Dataset FA=1% FA=0.1% FA=0.01% EER
ISO 0.34% 0.99% 3.49% 0.45%
Non-ISO 2.26% 9.27% 21.66% 1.55%

Note, the error rates reported are the False Rejection rates at different False Acceptance rates. The Equal Error Rate (EER) refers to where the False Acceptance Rate equals the False Rejection Rate.

In your application, if you think you are not getting these performance levels please contact us.

Threshold Levels

In many Face Recognition applications you have to set a threshold which determines whether two faces match. The table below suggests some threshold values to use for different security levels depending on the type of data being analysed. This table corresponds to FaceRecognition09 model, included with SDK 4.9 or higher.

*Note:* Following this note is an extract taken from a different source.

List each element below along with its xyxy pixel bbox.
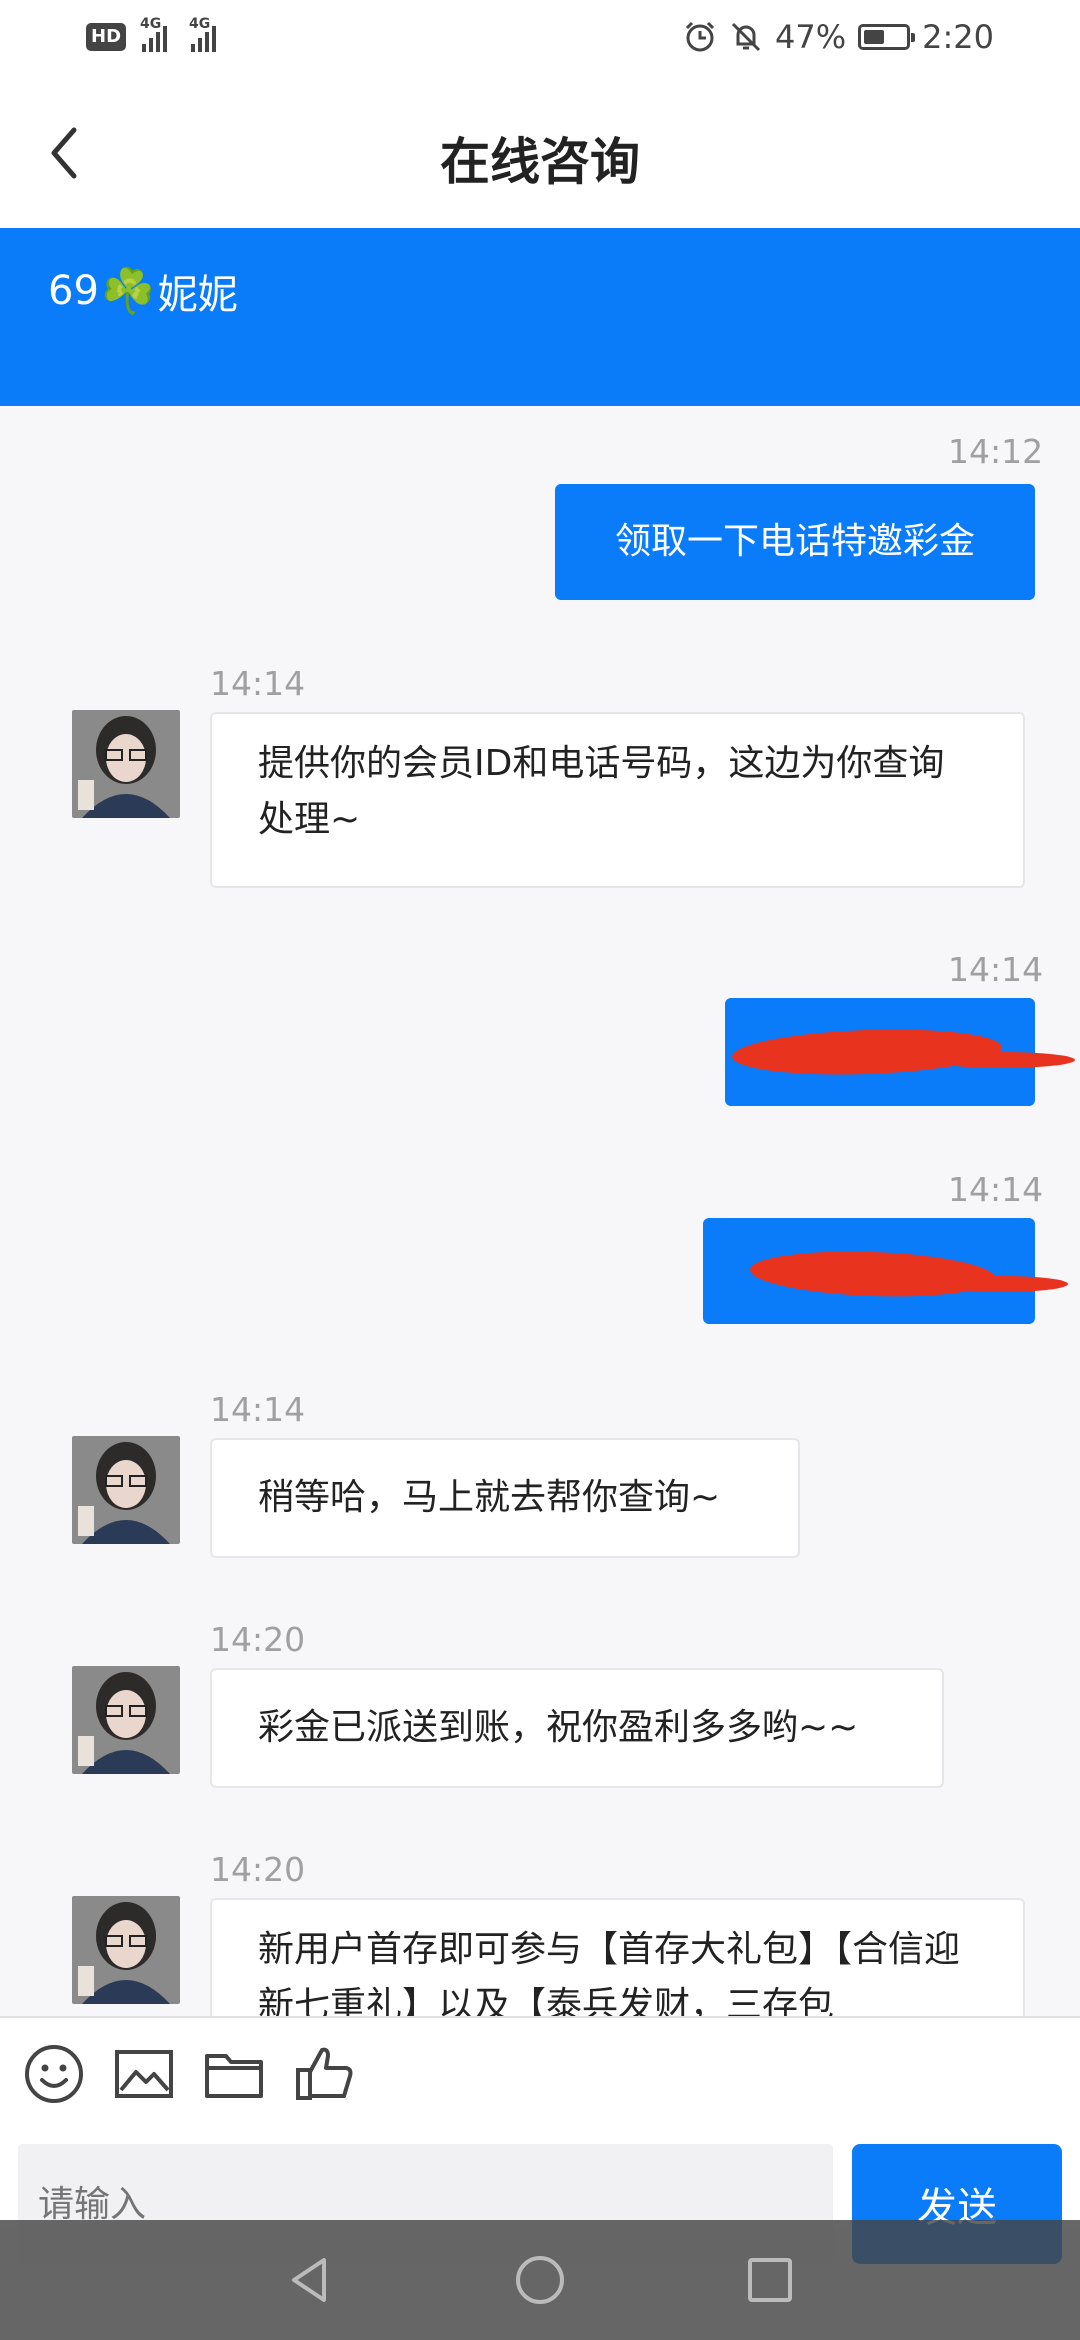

False Acceptance Rate Security Level ISO Non-ISO
1.0% (1 in 100) Low 0.288 0.211
0.1% (1 in 1,000) Medium 0.398 0.316
0.01% (1 in 10,000) High 0.485 0.409
0.001% (1 in 100,000) Very High 0.581 0.491

Computational Requirements

The speed of the face-detector depends on the input resolution of the image and the minimum detection size requested. It is recommended that the minimum size is set to no lower than 80 pixels (this is the default value). Significant processing performance can be expected if this minimum is raised. However, this should only be done if you do not expect any faces of a lower width to appear in your input images or video stream.